Vespa enjoys the goldenrods too, and in the fall of the year may be captured quite easily as she buries her face in the polleny masses, oblivious for once to whoever may be coming near with suspended net and evil intent.
It is commonly said that wasps are attracted to flowers having a disagreeable or meat-like odour.
This may be true to some extent, though it seems probable that the structure of the flower has more influence upon the visits of wasps than the odour. Certain flies do prefer ill-smelling flowers, and the wasps, finding the nectar of these flat-topped blooms obtainable by their short tongues, may visit them also, though they by no means confine their attention to such. They may not be quite as dainty as the bees in their choice of food, but it is a libel to accuse them of preferring ill-smelling blossoms if they can find sweet ones.
They are very fond of honey, syrup, and all sweets, and eagerly suck the sap from bleeding trees in the spring of the year.
Like the bees they have a weakness for fermented drinks, and they are immoral enough to abandon themselves to whatever satisfaction comes from intoxication, eagerly drinking sweet wine, or sugar and water containing alcoholic liquor. If their drink is but sweet enough they joyfully imbibe until they are quite drunk. They frequent nature's wine-shops too, drinking the juices of fermented fruits, and after an orgy under a tree whose over-ripe fruit strews the ground, they may be seen lying around in a state of helpless drunkenness.

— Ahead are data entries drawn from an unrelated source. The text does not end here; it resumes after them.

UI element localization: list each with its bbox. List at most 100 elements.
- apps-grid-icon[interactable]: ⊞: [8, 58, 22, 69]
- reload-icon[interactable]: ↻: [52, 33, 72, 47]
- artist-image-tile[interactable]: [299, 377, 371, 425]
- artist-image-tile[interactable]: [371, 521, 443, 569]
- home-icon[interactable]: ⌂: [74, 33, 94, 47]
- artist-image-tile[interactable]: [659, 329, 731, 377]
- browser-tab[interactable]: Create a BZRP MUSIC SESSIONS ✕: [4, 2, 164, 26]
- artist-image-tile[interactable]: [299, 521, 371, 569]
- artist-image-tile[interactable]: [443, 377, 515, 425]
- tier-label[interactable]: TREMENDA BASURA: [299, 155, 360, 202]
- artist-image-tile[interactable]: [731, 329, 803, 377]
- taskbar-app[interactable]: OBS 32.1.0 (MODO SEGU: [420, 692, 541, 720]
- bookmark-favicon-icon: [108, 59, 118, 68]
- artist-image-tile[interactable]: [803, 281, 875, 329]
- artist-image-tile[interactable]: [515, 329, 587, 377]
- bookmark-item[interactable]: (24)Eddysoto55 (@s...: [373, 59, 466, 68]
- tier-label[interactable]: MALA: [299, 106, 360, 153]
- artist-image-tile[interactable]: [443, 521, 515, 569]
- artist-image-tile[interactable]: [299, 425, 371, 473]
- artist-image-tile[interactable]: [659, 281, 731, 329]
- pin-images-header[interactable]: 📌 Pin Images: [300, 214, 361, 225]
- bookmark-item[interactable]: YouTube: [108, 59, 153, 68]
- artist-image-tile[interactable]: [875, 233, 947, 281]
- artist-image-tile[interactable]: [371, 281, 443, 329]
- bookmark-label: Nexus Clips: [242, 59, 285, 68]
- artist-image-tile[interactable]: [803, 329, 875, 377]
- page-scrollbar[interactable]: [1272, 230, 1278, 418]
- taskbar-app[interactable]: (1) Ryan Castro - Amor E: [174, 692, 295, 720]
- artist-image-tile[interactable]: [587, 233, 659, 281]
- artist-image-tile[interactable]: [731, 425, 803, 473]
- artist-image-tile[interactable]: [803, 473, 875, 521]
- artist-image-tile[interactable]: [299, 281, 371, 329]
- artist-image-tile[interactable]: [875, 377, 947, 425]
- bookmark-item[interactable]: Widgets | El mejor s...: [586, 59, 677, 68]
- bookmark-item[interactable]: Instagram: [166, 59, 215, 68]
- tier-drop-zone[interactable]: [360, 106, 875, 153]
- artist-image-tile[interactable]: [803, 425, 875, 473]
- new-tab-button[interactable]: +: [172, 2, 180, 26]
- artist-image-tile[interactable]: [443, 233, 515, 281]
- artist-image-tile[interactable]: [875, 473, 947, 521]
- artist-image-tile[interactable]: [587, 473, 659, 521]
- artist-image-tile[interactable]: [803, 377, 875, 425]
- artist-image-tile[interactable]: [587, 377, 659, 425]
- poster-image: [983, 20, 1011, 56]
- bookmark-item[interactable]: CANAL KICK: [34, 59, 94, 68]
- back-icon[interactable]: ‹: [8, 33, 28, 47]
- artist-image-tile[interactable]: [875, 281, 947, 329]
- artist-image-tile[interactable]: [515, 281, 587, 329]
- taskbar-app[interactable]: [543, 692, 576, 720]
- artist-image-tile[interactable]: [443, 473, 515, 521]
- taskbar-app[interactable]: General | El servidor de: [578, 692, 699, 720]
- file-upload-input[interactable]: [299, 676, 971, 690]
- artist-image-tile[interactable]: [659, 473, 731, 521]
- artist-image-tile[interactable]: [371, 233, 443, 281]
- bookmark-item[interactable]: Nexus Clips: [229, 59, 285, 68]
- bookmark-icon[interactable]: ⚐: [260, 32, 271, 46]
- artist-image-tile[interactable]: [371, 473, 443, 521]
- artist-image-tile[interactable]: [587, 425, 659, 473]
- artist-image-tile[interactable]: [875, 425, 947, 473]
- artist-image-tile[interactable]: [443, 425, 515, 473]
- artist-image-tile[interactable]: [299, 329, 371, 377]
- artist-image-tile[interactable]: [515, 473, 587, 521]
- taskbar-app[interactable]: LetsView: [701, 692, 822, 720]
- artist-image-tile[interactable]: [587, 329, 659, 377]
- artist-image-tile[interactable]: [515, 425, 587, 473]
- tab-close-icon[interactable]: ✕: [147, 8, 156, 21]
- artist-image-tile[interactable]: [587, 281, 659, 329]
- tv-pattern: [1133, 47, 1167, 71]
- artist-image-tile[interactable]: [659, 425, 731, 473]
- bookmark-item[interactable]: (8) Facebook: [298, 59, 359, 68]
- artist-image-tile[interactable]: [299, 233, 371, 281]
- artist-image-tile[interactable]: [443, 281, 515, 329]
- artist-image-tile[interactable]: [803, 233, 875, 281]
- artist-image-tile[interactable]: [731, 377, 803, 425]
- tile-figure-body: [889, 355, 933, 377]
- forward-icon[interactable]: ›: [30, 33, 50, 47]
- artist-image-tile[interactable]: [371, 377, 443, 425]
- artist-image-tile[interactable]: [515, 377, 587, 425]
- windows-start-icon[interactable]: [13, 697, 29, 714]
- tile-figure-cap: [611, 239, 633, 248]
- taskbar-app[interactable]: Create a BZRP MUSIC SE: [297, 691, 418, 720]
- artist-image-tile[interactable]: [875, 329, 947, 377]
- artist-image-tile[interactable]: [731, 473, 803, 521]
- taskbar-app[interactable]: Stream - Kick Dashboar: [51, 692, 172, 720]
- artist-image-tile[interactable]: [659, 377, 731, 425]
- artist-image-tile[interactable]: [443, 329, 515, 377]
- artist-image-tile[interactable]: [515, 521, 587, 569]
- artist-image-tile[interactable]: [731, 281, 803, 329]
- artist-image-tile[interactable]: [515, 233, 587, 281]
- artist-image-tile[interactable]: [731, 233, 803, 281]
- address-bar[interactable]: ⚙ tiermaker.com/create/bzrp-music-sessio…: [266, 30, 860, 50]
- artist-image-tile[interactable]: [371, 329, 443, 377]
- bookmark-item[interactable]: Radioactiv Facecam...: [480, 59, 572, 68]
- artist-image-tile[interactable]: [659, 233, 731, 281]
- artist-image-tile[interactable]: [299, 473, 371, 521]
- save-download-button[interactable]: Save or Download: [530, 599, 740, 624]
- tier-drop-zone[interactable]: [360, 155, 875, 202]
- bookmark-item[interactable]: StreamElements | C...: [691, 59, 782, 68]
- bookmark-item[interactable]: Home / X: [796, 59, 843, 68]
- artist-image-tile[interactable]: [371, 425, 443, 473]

As they recover they stagger about in a feeble and tipsy manner absurdly suggestive of the members of a higher race when in the same unfortunate condition.
Their misdoings do not prevent their being valuable to the plant world. Probably they are important fertilising agents to all flowers whose nectar their tongues can reach, and it is known that several plants are entirely dependent upon them for cross-fertilisation.
The tongue of Vespa, the wasp, differs very much in structure from that of Apis, the bee, for the Apis' tongue is modified into a long, sucking proboscis, while the mouth organs of Vespa are not very much specialised. The upper lip folds down and hides the tongue when the latter is at rest. Below the upper lip is a portion which consists of a four-parted tongue and two feelers, one on each side.
Underneath this are two horny parts, which bear each a feeler.
The feelers probably aid the wasp in exactly locating, and perhaps in deciding the quality of, its food. The tongue as a whole enables it to lick up easily reached liquids, but it is quite unable to reach concealed or distant nectar.
When not in use the tongue is drawn in and back, where it fits in a groove behind the head. When in use it appears as a little flat tongue, so like that of a dog in motion and appearance, as one watches it at a distance, that one is surprised and delighted with the first view of a wasp dining in captivity. It is very difficult to see it dining excepting in captivity, as the social wasps are usually so wary that one cannot get near enough to watch them on the flowers out-of-doors. In nest-making time, however, when they are engaged in cutting up insects or bits of meat for transportation they become so oblivious to the rest of the world that one can not only watch them at short range, but even clip their wings.